To capture recordings of the birds, she visited Mana Contemporary alongside Mary Hennen, director of the Chicago Peregrine Program at the Field Museum. Hennen closely monitors the peregrine falcons to better understand them and help them thrive throughout Chicago and the Midwest.

“To me, I was capturing sounds of distress from these young falcons as they’re taken from their nesting area to go through a banding process,” explains Martinez. “For Mary, a possible moment of distress is worth their preservation and protection. The peregrine was largely endangered due to the consequences of human use of the insecticide DDT. I thought about how we often seem to be protecting others from ourselves.”

From there, to develop her work, Martinez focused on how she imagines a falcon—and how to best represent that through sound. Despite humans’ close proximity to these creatures, she feels that what we know about them is what we imagine them to be.

Her installation, called overhearings, reflects back-and-forth communication between two falcons. A simple 2-channel sound installation dedicates each speaker to the sound of each bird. In her mind, she envisions these sounds as a courtship, but she says that others may experience it differently.

One of Martinez’s favorite moments was visiting the restroom and seeing a cleaning cart parked next to the vinyl signage on the wall describing her work. “Both of my parents clean for a living in their seventies,” she explains. “It felt like their way of visiting, together.”

overhearings was unveiled on Sept. 21, 2023, as part of the Chicago Architecture Biennial exhibition and showcased through the end of 2023.
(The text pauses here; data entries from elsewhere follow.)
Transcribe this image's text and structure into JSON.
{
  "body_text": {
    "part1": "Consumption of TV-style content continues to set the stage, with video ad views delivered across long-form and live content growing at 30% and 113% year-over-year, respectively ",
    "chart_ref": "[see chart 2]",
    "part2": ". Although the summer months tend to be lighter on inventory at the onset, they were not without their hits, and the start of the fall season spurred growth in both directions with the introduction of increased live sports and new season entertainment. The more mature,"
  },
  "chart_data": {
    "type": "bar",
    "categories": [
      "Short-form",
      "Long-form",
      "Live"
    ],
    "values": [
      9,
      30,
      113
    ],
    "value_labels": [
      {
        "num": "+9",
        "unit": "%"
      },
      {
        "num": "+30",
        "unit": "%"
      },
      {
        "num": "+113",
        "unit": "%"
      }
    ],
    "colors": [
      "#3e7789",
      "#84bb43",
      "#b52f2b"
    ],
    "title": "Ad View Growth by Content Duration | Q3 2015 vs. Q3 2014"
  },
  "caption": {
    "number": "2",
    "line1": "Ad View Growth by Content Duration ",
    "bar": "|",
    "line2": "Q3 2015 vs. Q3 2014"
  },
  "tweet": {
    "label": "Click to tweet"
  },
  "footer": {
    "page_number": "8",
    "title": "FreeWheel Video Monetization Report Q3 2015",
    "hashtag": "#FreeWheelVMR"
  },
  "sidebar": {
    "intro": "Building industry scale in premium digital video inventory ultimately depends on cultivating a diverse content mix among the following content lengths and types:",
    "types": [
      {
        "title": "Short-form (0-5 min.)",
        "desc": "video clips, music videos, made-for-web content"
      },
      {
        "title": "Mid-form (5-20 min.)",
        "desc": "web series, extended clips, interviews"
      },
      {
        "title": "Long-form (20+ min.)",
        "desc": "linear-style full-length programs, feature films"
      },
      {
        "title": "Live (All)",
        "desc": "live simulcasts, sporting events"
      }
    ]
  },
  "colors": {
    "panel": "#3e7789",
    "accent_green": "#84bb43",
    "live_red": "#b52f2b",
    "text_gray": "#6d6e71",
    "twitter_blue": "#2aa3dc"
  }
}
In Summer 2024, as part of a group sound exhibition in Ucross, WY, she’ll develop a different iteration of overhearings, likely using recordings of birds present in that area.

“Because I utilize and repurpose field recordings at the core of the work I create, there will always be birds. Their sound is always present when you’re recording outside,” she explains. “They share many lessons when we remember how to listen beyond our own language and the limitations of our imagination.”